It’s Time to Embrace Digital Personal Assistants (Premium)

I've been slow to embrace digital personal assistants like Alexa, Cortana, Google Assistant, and Siri. But these technologies have gotten dramatically better over the past year. More important, they are indeed the future of personal computing.

And I mean that very broadly.

Without getting into the particulars of each assistant, I'll just note that the situation is fluid. Each has its own advantages, and weaknesses, but each also changes regularly. That's because digital personal assistants are powered by the cloud, and aren't limited solely by your ability (or lack thereof) to update code on your devices. Which of these will ultimate persevere is a story for another day. Today, each is viable in its own right, I'd say.

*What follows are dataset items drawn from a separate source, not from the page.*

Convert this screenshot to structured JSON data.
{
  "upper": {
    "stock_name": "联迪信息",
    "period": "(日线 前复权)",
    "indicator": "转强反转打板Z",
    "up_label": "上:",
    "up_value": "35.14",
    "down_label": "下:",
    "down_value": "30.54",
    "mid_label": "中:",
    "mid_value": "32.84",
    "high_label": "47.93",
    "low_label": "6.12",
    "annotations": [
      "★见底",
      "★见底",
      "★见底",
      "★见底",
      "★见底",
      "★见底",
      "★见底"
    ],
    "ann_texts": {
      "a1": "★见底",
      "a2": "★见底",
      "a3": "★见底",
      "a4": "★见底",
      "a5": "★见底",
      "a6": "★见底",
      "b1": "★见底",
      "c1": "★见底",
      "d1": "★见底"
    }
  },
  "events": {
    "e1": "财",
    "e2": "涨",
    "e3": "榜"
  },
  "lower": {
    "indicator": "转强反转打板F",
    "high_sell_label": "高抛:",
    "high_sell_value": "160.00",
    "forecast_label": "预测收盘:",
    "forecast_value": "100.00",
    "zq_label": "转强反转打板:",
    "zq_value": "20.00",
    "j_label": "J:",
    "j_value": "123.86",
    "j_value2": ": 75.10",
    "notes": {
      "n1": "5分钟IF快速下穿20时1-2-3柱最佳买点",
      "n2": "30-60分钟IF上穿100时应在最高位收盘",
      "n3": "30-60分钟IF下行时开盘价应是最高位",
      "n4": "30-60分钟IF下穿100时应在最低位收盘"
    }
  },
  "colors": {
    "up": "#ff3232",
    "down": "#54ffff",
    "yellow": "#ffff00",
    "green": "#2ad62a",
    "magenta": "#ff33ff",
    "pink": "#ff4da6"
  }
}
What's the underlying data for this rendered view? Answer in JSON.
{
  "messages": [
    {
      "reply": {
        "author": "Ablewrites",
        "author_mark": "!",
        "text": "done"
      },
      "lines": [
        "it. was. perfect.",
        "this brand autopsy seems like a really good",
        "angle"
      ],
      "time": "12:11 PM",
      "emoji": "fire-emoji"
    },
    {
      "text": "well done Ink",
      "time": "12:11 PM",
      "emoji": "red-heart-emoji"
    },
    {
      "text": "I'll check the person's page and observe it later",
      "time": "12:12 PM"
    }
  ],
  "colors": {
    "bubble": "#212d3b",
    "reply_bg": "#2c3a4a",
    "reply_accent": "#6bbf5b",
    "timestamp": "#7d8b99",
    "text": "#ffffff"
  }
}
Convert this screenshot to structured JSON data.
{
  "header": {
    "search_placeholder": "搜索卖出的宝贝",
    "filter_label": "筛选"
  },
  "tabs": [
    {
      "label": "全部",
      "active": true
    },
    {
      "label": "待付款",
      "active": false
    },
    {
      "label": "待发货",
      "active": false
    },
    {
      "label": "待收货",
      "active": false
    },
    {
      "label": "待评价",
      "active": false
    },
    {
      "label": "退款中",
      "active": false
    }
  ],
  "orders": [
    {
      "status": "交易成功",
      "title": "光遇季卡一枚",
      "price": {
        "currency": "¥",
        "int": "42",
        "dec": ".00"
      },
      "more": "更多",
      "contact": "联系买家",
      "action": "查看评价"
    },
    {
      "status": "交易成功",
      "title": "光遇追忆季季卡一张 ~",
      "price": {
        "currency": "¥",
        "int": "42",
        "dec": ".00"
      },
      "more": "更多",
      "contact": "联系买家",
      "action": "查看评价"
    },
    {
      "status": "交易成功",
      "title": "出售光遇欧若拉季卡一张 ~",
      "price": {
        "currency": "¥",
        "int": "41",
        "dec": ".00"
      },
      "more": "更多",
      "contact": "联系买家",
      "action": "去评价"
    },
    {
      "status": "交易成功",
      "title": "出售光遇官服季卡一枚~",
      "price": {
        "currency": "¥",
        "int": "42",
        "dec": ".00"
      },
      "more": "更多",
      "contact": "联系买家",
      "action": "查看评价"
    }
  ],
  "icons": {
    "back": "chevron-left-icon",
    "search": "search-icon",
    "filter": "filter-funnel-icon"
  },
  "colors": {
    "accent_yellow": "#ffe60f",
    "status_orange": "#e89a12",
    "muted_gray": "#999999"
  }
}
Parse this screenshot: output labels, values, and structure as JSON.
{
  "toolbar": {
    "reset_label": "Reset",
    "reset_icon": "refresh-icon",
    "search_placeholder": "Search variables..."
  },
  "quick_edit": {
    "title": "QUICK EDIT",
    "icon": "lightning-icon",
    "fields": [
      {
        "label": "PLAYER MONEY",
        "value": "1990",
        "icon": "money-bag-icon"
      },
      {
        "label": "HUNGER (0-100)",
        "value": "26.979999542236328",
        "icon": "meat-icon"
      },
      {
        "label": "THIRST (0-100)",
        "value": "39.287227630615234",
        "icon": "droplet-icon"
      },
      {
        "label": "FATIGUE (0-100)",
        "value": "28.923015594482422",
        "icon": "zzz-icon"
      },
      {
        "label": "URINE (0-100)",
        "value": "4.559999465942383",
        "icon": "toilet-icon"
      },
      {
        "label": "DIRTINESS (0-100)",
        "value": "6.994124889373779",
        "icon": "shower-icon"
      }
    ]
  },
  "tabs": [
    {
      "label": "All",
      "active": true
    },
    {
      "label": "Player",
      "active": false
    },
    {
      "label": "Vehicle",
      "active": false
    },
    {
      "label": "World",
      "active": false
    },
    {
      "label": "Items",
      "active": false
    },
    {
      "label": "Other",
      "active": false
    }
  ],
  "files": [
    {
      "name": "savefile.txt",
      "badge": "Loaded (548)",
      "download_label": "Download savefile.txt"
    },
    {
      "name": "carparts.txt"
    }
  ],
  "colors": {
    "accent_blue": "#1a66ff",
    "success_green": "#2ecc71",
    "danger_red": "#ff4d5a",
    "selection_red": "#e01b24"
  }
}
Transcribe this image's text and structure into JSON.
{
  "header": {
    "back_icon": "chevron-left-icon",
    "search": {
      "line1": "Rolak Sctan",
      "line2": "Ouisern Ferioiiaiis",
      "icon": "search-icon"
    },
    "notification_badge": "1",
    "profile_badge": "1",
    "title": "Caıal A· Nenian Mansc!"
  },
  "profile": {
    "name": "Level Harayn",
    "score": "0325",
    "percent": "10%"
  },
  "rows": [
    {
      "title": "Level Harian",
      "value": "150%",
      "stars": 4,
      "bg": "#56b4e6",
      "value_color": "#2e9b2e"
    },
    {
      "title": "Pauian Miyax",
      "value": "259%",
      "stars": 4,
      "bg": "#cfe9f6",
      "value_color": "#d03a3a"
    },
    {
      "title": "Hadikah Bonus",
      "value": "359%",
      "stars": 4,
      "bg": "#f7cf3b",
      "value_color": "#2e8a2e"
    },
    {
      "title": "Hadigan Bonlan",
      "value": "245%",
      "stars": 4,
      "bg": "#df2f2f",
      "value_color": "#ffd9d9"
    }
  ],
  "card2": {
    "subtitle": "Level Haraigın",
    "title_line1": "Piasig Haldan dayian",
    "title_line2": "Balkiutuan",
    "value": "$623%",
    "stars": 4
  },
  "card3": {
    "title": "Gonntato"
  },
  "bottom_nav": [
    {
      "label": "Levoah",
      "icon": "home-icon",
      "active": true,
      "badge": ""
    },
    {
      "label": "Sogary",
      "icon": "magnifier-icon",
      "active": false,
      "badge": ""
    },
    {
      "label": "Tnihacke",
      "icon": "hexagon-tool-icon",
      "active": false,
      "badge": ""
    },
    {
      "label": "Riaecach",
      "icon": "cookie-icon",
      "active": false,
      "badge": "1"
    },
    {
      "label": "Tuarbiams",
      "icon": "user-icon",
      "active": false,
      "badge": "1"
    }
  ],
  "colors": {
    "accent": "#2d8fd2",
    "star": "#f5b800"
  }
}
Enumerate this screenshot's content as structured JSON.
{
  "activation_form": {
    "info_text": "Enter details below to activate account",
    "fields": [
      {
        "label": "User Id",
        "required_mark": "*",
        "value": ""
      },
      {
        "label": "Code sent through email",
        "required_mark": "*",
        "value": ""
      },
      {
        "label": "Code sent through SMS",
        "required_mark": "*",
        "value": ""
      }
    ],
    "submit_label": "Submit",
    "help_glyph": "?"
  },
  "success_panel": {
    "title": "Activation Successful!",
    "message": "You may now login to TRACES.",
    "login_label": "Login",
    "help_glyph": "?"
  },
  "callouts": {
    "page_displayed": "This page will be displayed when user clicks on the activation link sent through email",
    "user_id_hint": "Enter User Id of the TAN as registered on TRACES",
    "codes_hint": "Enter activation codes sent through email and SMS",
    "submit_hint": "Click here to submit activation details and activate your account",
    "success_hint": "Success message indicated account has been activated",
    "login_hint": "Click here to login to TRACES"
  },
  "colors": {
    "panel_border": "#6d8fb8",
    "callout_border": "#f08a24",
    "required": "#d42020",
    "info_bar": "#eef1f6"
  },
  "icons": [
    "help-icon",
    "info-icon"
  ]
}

In a small sense, I believe that these digital personal assistants are the future of smartphones, which is a shortcut to saying that they are the future of personal computing. That is, where we used to perform most personal computing duties at a PC, today we do so, generally, with our phones. In the future, I believe, personal computing will be pervasive. That is, it will just beeverywhere.

This will take many forms, but you can see the beginnings of this shift in home automation devices like Nest and Ring, and in digital personal assistant appliances like Amazon Echo and Google Home.

The key to this future is the digital personal assistants that so many tech giants are racing to build out. As I noted in Playing the Long Game: Microsoft's Cortana Strategy Revealed, these assistants are differentiated from the bots we're starting to see in messaging apps and elsewhere. And this difference is important.

It goes like this.

Each bot is bound to a single service, and as such you will interact with many of them. But digital personal assistants, which are called agents, are bound to you. So they are truly personal. And you will likely just interact with one (over time).

Today, of course, digital personal assistants are still in the early growth phase, with each competing platform leapfrogging the others from day-to-day as we move forward. But don't mistake their occasional lack of sophistication for an endemic problem. Digital personal assistants are indeed improving at a dramatic rate.

Consider an example to see why these ongoing improvements to digital personal assistants will revolutionize the future of personal computing.

Back in 2003, my wife and I had to drive over to East Boston to pick up a cell phone we were renting for a trip to Germany. Back then, you couldn't affordably use a cell phone in Europe, and we wanted to makes sure the grandparents could reach us, as they were watching the kids. (And smartphones didn't even exist yet.)

To find this place in East Boston, we used MapQuest, and of course we printed out the directions, so we could follow them en-route. In fact, this is why both of us had to make the trek to East Boston: My wife could navigate while I drove.